Her competitors' drives regularly flew 30 yards past Li's, and at times, she had to hit fairway woods to greens when the others hit middle irons.
But it didn't faze her. Li's emotions rarely wavered. Poor shots didn't bother her, and she was as happy as a 10-year-old should be after good ones.
She flashed an excited grin toward her caddie after she rolled in a birdie putt on No. 4. And she hurried to the scorer's tent, bouncing as she ran, to sign her scorecard after chipping in from a deep bunker on the final hole.
“From the moment I hit it, I knew it was gonna go in, because it was so straight. I was excited,” she said, admitting that she could only see the top of the flag from her spot deep in the sand trap. “I didn't see it go in, but I heard it.”

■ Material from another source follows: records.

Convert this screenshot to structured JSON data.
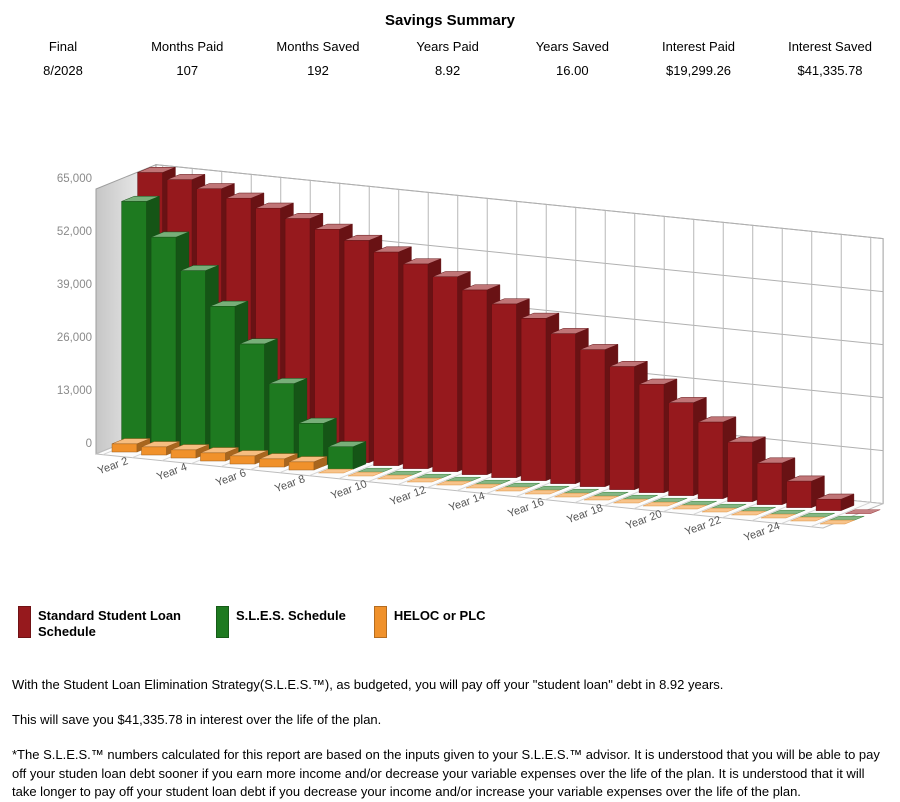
{
  "header": {
    "title": "Savings Summary",
    "columns": [
      {
        "label": "Final",
        "value": "8/2028"
      },
      {
        "label": "Months Paid",
        "value": "107"
      },
      {
        "label": "Months Saved",
        "value": "192"
      },
      {
        "label": "Years Paid",
        "value": "8.92"
      },
      {
        "label": "Years Saved",
        "value": "16.00"
      },
      {
        "label": "Interest Paid",
        "value": "$19,299.26"
      },
      {
        "label": "Interest Saved",
        "value": "$41,335.78"
      }
    ]
  },
  "chart_data": {
    "type": "bar",
    "style": "3d",
    "title": "",
    "xlabel": "",
    "ylabel": "",
    "ylim": [
      0,
      65000
    ],
    "yticks": [
      0,
      13000,
      26000,
      39000,
      52000,
      65000
    ],
    "grid": true,
    "legend_position": "bottom",
    "categories": [
      "Year 2",
      "Year 3",
      "Year 4",
      "Year 5",
      "Year 6",
      "Year 7",
      "Year 8",
      "Year 9",
      "Year 10",
      "Year 11",
      "Year 12",
      "Year 13",
      "Year 14",
      "Year 15",
      "Year 16",
      "Year 17",
      "Year 18",
      "Year 19",
      "Year 20",
      "Year 21",
      "Year 22",
      "Year 23",
      "Year 24",
      "Year 25",
      "Year 26"
    ],
    "x_tick_labels_shown": [
      "Year 2",
      "Year 4",
      "Year 6",
      "Year 8",
      "Year 10",
      "Year 12",
      "Year 14",
      "Year 16",
      "Year 18",
      "Year 20",
      "Year 22",
      "Year 24"
    ],
    "series": [
      {
        "name": "Standard Student Loan Schedule",
        "color": "#96191d",
        "values": [
          66000,
          65000,
          63500,
          61900,
          60200,
          58400,
          56500,
          54500,
          52400,
          50200,
          47800,
          45300,
          42600,
          39800,
          36800,
          33600,
          30200,
          26600,
          22800,
          18800,
          14600,
          10200,
          6500,
          2800,
          0
        ]
      },
      {
        "name": "S.L.E.S. Schedule",
        "color": "#1e7a20",
        "values": [
          60500,
          52500,
          45000,
          37000,
          28500,
          19500,
          10500,
          5500,
          0,
          0,
          0,
          0,
          0,
          0,
          0,
          0,
          0,
          0,
          0,
          0,
          0,
          0,
          0,
          0,
          0
        ]
      },
      {
        "name": "HELOC or PLC",
        "color": "#f0912b",
        "values": [
          2000,
          2000,
          2000,
          2000,
          2000,
          2000,
          2000,
          0,
          0,
          0,
          0,
          0,
          0,
          0,
          0,
          0,
          0,
          0,
          0,
          0,
          0,
          0,
          0,
          0,
          0
        ]
      }
    ]
  },
  "legend": {
    "items": [
      {
        "label": "Standard Student Loan Schedule",
        "color": "#96191d"
      },
      {
        "label": "S.L.E.S. Schedule",
        "color": "#1e7a20"
      },
      {
        "label": "HELOC or PLC",
        "color": "#f0912b"
      }
    ]
  },
  "notes": {
    "p1": "With the Student Loan Elimination Strategy(S.L.E.S.™), as budgeted, you will pay off your \"student loan\" debt in 8.92 years.",
    "p2": "This will save you $41,335.78 in interest over the life of the plan.",
    "p3": "*The S.L.E.S.™ numbers calculated for this report are based on the inputs given to your S.L.E.S.™ advisor. It is understood that you will be able to pay off your studen loan debt sooner if you earn more income and/or decrease your variable expenses over the life of the plan. It is understood that it will take longer to pay off your student loan debt if you decrease your income and/or increase your variable expenses over the life of the plan."
  }
}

Li is five months older than the youngest player to ever qualify for the event, Allisen Corpuz, who was 10 years, three months and nine days old in 2008.
And a more familiar name, current LPGA Tour player Michelle Wie, was 10 years, eight months and 23 days old when she became the youngest player to make the cut in 2000 — but that title now belongs to Li.
“She doesn't have any fear,” Franklin said. “She just picks a target and commits to it, which is a fabulous thing. Hopefully it's a quality she's able to maintain throughout her entire golf career.”